MIT 6.824: Lecture 14 - Optimistic Concurrency Control
This lecture on optimistic concurrency control is based on a 2015 paper from Microsoft Research describing a system called FaRM. FaRM (Fast Remote Memory) is a main memory computing platform that provides distributed transactions with strict serializability, high performance, durability and high availability.
FaRM takes advantage of two hardware trends to provide these guarantees:
Using Remote Direct Memory Access (RDMA) for faster communication between servers.
An inexpensive approach to providing Non-volatile Random Access Memory (NVRAM).
In this post, I'll explain how FaRM uses these techniques to perform faster and yield greater throughput than Google Spanner for simple transactions.
Table of Contents
- How transactions work
- Further Reading
The FaRM database is intended for a setup where all the servers are managed in the same data centre. It partitions data into regions stored over many servers and uses primary/backup replication to replicate these regions on one primary and f backup replicas. With this configuration, a region with f + 1 replicas can tolerate f failures.
FaRM uses ZooKeeper as its configuration manager, which manages the primary and backup servers allocation for each region.
Performance Optimizations #
At a high level, some optimizations and tradeoffs that FaRM makes to provide its guarantees are:
The data must fit in the total RAM, so there are no disk reads.
It makes use of non-volatile DRAM, so there are no disk writes under normal operations.
FaRM's transaction and replication protocol take advantage of one-sided RDMA for better performance.
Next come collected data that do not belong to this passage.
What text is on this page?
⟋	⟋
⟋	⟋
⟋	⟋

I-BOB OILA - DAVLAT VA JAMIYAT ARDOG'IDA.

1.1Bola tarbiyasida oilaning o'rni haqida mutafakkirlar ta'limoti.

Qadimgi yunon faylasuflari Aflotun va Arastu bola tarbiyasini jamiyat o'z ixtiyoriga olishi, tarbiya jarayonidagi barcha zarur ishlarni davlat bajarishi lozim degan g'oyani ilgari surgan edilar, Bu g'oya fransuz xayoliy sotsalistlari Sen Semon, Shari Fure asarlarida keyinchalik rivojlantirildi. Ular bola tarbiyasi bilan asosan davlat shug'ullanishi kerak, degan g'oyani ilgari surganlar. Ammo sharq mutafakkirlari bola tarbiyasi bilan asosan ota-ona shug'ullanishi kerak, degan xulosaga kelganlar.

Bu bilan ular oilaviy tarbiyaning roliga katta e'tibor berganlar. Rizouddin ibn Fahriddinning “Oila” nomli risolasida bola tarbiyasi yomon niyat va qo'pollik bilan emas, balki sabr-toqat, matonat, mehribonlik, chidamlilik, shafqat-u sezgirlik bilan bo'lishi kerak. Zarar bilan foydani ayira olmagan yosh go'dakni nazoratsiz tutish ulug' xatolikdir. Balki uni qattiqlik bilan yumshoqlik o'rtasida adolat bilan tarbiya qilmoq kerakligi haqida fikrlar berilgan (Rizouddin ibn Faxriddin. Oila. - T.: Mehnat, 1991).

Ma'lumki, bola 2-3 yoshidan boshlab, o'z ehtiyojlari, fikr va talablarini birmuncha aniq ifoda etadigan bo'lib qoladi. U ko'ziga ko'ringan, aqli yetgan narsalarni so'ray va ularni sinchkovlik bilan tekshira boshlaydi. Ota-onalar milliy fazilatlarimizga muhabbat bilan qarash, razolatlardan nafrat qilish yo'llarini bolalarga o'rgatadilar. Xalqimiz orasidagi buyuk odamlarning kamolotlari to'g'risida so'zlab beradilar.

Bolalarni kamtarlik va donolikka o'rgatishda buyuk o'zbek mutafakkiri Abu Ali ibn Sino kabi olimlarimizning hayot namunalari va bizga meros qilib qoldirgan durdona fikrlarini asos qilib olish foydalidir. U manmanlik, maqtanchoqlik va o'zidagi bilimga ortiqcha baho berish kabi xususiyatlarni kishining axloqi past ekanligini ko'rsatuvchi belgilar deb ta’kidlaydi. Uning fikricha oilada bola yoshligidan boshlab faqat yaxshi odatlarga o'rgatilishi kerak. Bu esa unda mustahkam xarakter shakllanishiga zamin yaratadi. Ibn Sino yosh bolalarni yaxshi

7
RDMA means a server can have rapid access to another server's RAM while bypassing its CPU.
FaRM also supports fast user-level access to the Network Interface Card (NIC).
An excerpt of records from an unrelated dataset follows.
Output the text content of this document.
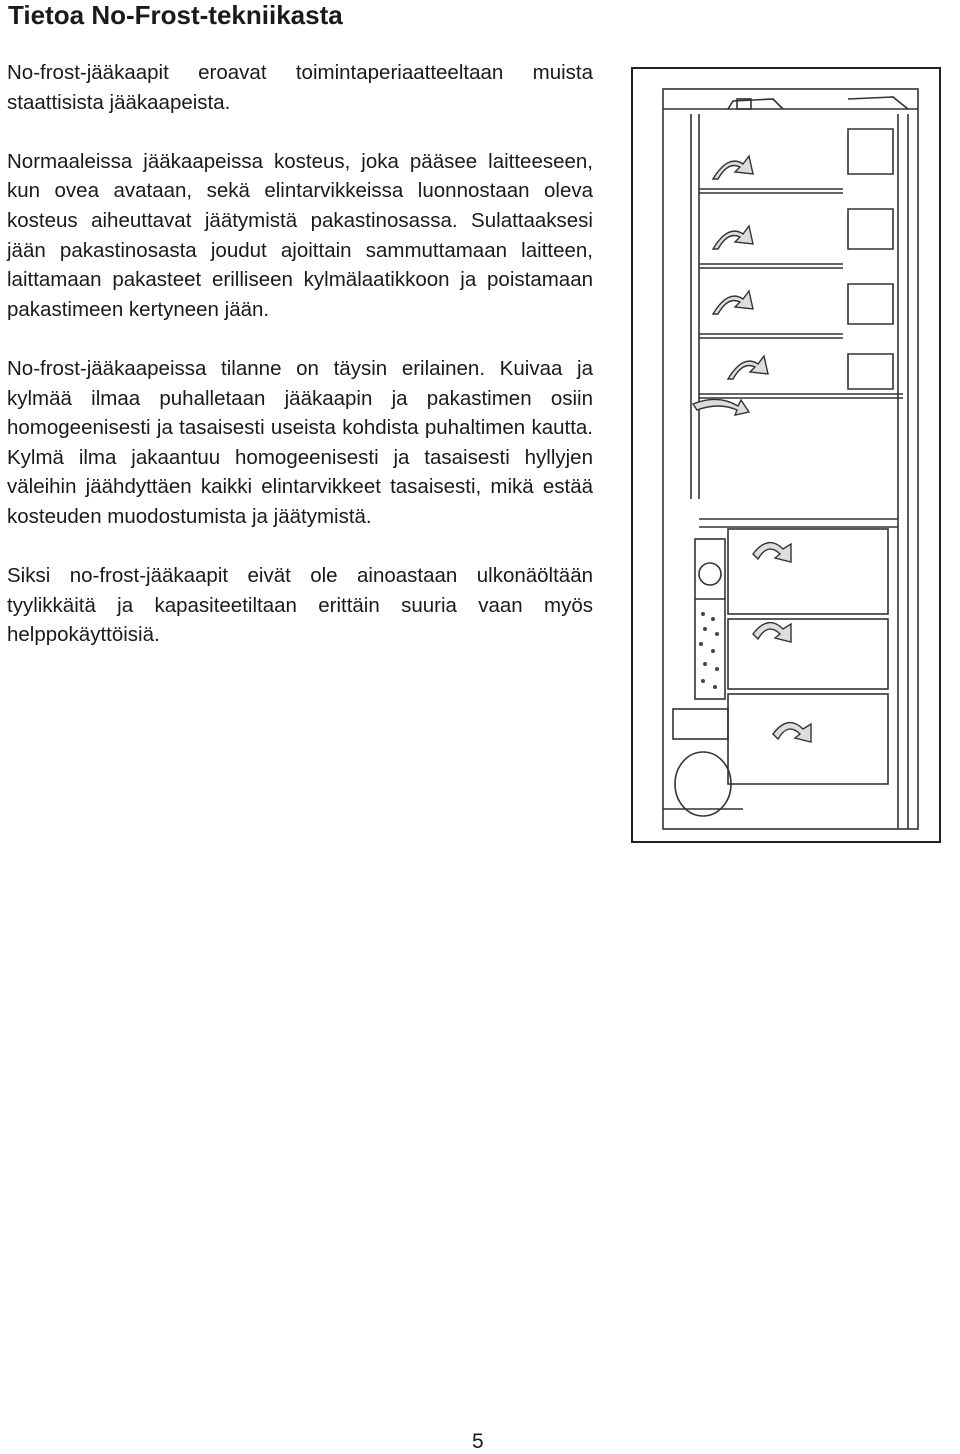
Tietoa No-Frost-tekniikasta

No-frost-jääkaapit eroavat toimintaperiaatteeltaan muista staattisista jääkaapeista.

Normaaleissa jääkaapeissa kosteus, joka pääsee laitteeseen, kun ovea avataan, sekä elintarvikkeissa luonnostaan oleva kosteus aiheuttavat jäätymistä pakastinosassa. Sulattaaksesi jään pakastinosasta joudut ajoittain sammuttamaan laitteen, laittamaan pakasteet erilliseen kylmälaatikkoon ja poistamaan pakastimeen kertyneen jään.

No-frost-jääkaapeissa tilanne on täysin erilainen. Kuivaa ja kylmää ilmaa puhalletaan jääkaapin ja pakastimen osiin homogeenisesti ja tasaisesti useista kohdista puhaltimen kautta. Kylmä ilma jakaantuu homogeenisesti ja tasaisesti hyllyjen väleihin jäähdyttäen kaikki elintarvikkeet tasaisesti, mikä estää kosteuden muodostumista ja jäätymistä.

Siksi no-frost-jääkaapit eivät ole ainoastaan ulkonäöltään tyylikkäitä ja kapasiteetiltaan erittäin suuria vaan myös helppokäyttöisiä.

5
Let's now learn about these optimizations in greater detail.
Non-volatile RAM #
A FaRM server stores data in its RAM, which eliminates the I/O bottleneck in reading from and writing data to disk. For context, it takes about 200ns to write to RAM, while SSD and hard drive writes take about 100μs and 10ms respectively . Writing to RAM is roughly 500x faster than writing to SSD, and we gain a lot of performance from this optimization.
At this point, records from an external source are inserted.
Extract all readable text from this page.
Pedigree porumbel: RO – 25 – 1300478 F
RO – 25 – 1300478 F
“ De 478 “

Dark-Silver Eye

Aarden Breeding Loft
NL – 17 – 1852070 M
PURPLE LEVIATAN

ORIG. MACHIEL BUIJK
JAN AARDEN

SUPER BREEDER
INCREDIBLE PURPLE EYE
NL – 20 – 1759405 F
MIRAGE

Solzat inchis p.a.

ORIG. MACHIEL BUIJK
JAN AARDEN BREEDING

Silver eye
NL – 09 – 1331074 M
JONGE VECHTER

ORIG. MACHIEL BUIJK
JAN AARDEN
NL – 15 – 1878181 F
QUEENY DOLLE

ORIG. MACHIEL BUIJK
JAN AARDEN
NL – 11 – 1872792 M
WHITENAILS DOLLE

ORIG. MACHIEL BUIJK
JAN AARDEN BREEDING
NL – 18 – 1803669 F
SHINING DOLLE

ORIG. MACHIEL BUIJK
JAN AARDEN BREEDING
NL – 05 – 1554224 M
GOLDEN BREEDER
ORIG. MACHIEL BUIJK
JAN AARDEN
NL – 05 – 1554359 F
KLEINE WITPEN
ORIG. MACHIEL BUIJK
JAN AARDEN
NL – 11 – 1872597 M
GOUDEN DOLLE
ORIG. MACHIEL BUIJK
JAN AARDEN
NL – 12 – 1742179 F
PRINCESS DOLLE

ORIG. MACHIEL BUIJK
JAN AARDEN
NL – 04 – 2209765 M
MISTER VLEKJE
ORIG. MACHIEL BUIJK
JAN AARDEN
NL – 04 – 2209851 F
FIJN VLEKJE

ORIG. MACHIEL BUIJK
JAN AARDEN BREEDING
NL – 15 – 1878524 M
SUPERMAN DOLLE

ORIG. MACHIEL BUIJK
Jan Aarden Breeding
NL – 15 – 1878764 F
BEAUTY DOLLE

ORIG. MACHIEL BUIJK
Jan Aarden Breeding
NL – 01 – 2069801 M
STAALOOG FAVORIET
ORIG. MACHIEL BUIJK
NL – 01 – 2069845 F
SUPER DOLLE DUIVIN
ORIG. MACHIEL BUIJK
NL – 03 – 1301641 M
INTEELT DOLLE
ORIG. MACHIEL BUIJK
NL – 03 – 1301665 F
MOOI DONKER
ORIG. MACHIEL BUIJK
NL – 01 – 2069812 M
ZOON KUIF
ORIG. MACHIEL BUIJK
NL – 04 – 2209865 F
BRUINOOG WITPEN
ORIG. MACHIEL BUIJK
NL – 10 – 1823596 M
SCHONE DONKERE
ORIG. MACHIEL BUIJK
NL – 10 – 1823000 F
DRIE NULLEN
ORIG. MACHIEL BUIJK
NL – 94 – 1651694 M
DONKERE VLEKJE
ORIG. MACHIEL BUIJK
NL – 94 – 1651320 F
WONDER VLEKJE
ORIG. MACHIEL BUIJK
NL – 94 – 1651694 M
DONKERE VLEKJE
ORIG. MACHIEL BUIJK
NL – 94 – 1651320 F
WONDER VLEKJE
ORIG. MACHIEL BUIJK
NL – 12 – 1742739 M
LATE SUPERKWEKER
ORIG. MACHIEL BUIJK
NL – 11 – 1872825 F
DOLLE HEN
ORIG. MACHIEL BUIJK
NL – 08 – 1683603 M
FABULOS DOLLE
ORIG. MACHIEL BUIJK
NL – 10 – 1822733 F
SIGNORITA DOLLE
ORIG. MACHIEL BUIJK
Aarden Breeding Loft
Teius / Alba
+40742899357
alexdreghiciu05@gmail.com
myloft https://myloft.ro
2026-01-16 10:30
But by storing data in RAM, we lose the guarantee that our data will survive a power failure. FaRM provides this guarantee by attaching its servers to a distributed UPS, which makes the data durable. When the power goes out, the distributed UPS saves the RAM's content to an SSD using the energy from its battery. This operation may take a few minutes, after which the server shuts down. When the server is restarted, FaRM loads the saved image on the SSD back into memory. Another approach to making RAM durable is to use NVDIMMs, but the distributed UPS mechanism used by FaRM is cheaper.
Note that this distributed UPS arrangement only works in the event of a power failure. Other faults such as CPU, memory, hardware errors, and bugs in FaRM, can cause a server to crash without persisting the RAM content. FaRM copes with this by storing data on more than one replica. When a server crashes, FaRM copies the data from the RAM of one of the failed server's replicas to another machine to ensure that there are always f + 1 copies available, where f represents the number of failures we can tolerate.
By eliminating the bottleneck in accessing the disk, we can now focus on two other performance bottlenecks: network and CPU.
At a high level, communication between two computers on a network is as shown in Figure 1 below .
Figure 1 - Setup for RPC between computers on a network
In this setup, we see that communication between two machines A and B on a network goes through the kernel of both machines. This kernel consists of different layers through which messages must pass.
Figure 2 below shows this in more detail.
Figure 2 - Networking stack. Message must pass through all the different layers.
This stack requires a lot of expensive CPU operations—system calls, interrupts, and communication between the different layers—to transmit messages from one computer to another, and these slow the performance of network operations.
FaRM uses two ideas to improve this networking performance:
- Kernel bypass: Here, the application interacts directly with the NIC without making system calls or involving the kernel.
- One-sided RDMA: With one-sided RDMA, a server can read from or write to the memory of a remote computer without involving its CPU.
Figure 3 highlights these ideas. In the figure, we see that the CPU of Machine A communicates with the NIC without the kernel involved, and the NIC of Machine B bypasses the CPU to access the RAM.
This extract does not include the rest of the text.